第二正典(シラ書)の矛盾点
シラ書3:3~4
父を尊べば、お前の罪は償われ、同じく母を敬えば、富を蓄える。
シラ書3:30
水が燃え盛る火を消すように、施しの業は罪を償う。
(共に新共同訳・続編P97より引用)
ですから、これら2つの箇所は、「父を尊ぶ」ことや「施し」という行いによって罪が贖われると教えているのです。
しかし、この教えは聖書の内容と整合するでしょうか?
贖い(罪の赦し)については、次の2点が言えると思います。
①贖いの土台
贖い(罪の赦し)の土台は、キリストの十字架にあります。
2コリント5:21
神は、罪を知らない方を、私たちの代わりに罪とされました。それは、私たちが、この方にあって、神の義となるためです。
1ペテロ2:24
キリストの打ち傷のゆえに、あなたがたは、いやされたのです。
ローマ3:24
②信仰を通して
キリストの十字架による贖い(罪の赦し)を信じるとき、その信仰によって罪が赦されます。
使徒10:43
ローマ3:25
ガラテヤ2:16
このようにシラ書の引用箇所は、上記の聖句と明らかに矛盾しています。
聖書は徹頭徹尾、十字架による贖いと信仰による義認を教えています。
●主イエスの神学とも食い違う
次に、主イエスご自身の教えと比較してみましょう。
ルカ18:13~14
13 ところが、取税人は遠く離れて立ち、目を天に向けようともせず、自分の胸をたたいて言った。『神さま。こんな罪人の私をあわれんでください。』
14 あなたがたに言うが、この人が、義と認められて家に帰りました。パリサイ人ではありません。なぜなら、だれでも自分を高くする者は低くされ、自分を低くする者は高くされるからです。

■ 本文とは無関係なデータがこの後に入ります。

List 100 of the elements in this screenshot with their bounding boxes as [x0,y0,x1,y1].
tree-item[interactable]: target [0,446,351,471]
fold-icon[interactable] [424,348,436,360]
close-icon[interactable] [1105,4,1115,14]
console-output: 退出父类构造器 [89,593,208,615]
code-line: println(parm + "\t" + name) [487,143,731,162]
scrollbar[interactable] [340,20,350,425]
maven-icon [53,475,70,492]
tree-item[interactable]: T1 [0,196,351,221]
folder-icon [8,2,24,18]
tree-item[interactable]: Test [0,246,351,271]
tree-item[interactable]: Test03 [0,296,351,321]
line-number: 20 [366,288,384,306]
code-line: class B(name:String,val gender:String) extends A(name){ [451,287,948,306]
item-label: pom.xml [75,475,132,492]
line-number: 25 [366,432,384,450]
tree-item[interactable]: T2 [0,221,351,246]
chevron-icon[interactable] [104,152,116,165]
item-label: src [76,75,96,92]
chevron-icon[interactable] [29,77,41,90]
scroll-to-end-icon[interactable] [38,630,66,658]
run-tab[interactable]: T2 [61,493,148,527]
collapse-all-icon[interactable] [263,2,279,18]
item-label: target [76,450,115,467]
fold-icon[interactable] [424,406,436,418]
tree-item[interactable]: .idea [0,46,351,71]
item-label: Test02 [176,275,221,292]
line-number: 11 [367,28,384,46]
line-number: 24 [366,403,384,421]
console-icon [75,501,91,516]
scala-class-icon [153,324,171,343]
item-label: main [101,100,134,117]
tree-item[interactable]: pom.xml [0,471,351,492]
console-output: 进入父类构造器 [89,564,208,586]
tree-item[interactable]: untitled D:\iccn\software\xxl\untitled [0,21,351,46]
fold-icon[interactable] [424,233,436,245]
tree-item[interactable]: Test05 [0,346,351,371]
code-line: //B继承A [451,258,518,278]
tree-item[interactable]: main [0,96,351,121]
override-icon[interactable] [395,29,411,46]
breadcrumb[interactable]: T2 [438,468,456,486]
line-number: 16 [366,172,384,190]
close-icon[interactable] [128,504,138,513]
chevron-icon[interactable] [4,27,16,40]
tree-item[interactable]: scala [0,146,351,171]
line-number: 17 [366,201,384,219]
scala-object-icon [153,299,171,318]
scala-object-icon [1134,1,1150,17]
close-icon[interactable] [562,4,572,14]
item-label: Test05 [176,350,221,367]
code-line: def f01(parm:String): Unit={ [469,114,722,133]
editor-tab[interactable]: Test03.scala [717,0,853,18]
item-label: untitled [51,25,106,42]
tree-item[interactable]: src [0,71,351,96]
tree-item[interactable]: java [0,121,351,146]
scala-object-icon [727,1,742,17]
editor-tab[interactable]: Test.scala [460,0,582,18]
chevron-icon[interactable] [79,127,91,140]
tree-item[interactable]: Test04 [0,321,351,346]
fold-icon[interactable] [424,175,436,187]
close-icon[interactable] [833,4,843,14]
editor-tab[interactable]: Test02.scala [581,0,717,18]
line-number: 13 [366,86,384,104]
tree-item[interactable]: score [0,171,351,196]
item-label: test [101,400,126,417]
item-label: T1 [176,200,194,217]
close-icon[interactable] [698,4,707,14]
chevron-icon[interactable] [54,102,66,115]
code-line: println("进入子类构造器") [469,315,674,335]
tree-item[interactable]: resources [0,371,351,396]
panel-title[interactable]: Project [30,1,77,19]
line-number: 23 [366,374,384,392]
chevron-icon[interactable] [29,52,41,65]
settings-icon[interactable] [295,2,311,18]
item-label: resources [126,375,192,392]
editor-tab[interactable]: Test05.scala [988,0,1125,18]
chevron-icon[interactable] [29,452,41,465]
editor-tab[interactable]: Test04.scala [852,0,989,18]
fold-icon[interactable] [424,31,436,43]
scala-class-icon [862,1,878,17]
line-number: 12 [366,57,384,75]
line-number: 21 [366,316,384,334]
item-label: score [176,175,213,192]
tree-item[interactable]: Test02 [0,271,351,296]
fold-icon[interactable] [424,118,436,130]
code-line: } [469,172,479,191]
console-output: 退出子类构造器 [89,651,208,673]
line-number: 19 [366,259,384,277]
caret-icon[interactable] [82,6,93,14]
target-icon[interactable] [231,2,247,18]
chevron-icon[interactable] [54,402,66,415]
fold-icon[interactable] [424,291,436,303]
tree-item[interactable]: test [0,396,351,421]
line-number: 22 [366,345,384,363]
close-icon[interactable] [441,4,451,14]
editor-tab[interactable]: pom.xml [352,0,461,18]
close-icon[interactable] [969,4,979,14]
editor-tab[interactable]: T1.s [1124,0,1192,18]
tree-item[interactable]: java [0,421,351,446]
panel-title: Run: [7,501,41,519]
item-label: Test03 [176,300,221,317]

この点でシラ書は、主の教えの真逆を教えているといっても過言ではありません。
シラ書によれば、罪の赦しは信仰や神の憐みによるのではなく、人の行いによるからです。
もし誰かがシラ書の教えに従ってしまうなら、その人は自分の行いを誇るようになり、「自分を高くする者」になってしまう恐れすら否定できません。
このようにシラ書の引用箇所は、聖書が一貫して教える「信仰による罪の赦し」と完全に矛盾しています。
また、神の愛と憐みの現れであるキリストの十字架の功績を台無しにしてしまいます。
●おわりに
最後に、パウロの聖書観と比較してみましょう。
以下の箇所を考慮するなら、シラ書はパウロが言うところの「聖書」とは言えないでしょう。
2テモテ3:16
聖書はすべて、神の霊感によるもので、教えと戒めと矯正と義の訓練とのために有益です。
パウロは、聖書は「有益」な書物だと教えています。
その理由の一つは、聖書が「義の訓練」に役立つからです。
しかしシラ書の教えは、人を聖書的な義から逸らしてしまいます。
むしろ、人間の行いによる偽りの義に導くでしょう。
義の概念を歪めてしまうシラ書のような書物は、パウロが言うところの「聖書」と考えるべきではないでしょう。